45904.fb2
Рифма распроклятая!
Разве виновата я?
Вата...
Не желаю автомата,
мне нужны котята,
ничего другого...
Виновато слово!
Мне нужна подкова,
нет, обнова,
нет, не слово...
Ну конечно, слово!
Как я бестолкова...
Глядя на Катерину большими голубыми глазами, судья решительно ее оборвал:
- Тут кончается стишок,
так что ротик - на замок!
Катерина умолкла. Она видела сквозь слезы, как судья поднялся, собираясь огласить приговор. "Сто лет зимы!" Да при чем тут зима? Сто лет тюрьмы - вот что ее ждет, сто лет за решеткой!
В наступившей тишине судья величественно произнес:
- Да, преступление совершено,
только насколько серьезно оно?
Предположениям верить не станем,
а в Поэтический Кодекс заглянем...
Плохи ее дела. Какие еще обвинения собирается искать эта свинья, то есть этот судья?
Тем временем судья, полистав Поэтический Кодекс, продолжал:
- Важное в Кодексе есть положение
про поэтическое воображение:
"Большее трудно назвать безобразие,
чем поэтическое однообразие!".
Предан душою и телом искусству,
я доверяю в поэзии чувству.
Так ли преступница непоэтична?
Или она говорит непривычно?
Я вам открою, что с ней происходит:
нужного слова она не находит.
Сердце добрейшее у Катерины.
Для осужденья не видя причины,
суд у нее извинения просит.
Важно не то, что она произносит,
важно, что думает!
Так что в дальнейшем
помните все о сердечке добрейшем.
Только большой поэт мог догадаться о врожденном недостатке Катерины. Представители правосудия, да и сам прокурор густо покраснели: еще немного, и они бы совершили чудовищную юридическую ошибку, и лишь потому, что их подвела поэтическая интуиция!
У Катерины гора с плеч свалилась. Какой великий человек этот судья, какой великий поэт! Растроганная, она послала ему воздушный поцелуй. Ее наконец-то поняли! И она с чувством сказала:
- Не знаю, что б со мною было...
Я понята! Как это хило!
Я, как никто, была несчастна...
Клянусь вести себя ужасно!
Но на этот раз никто не рассердился. Все сразу догадались, что она хотела сказать: она будет вести себя прекрасно.

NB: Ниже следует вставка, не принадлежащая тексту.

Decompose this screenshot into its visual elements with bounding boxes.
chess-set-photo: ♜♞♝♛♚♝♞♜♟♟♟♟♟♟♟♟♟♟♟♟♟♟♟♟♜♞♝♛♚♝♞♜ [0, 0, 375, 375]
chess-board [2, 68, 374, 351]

С этого дня Катерина уже не чувствовала себя несчастной. Родители поняли, что она их любит, и больше никогда ее не наказывали. У Катерины Завирального Слова, как ее с тех пор называли, появилось много друзей: всем нравились ее поэтические вольности, и ее приглашали играть, танцевать, звали на прогулку, и она, со своим обычным "очень надо!", принимала приглашения. Она стала всеобщей любимицей, что явилось еще одним подтверждением неоспоримой истины, древней, как Поэтония: важнее поэзия в сердце, чем на языке.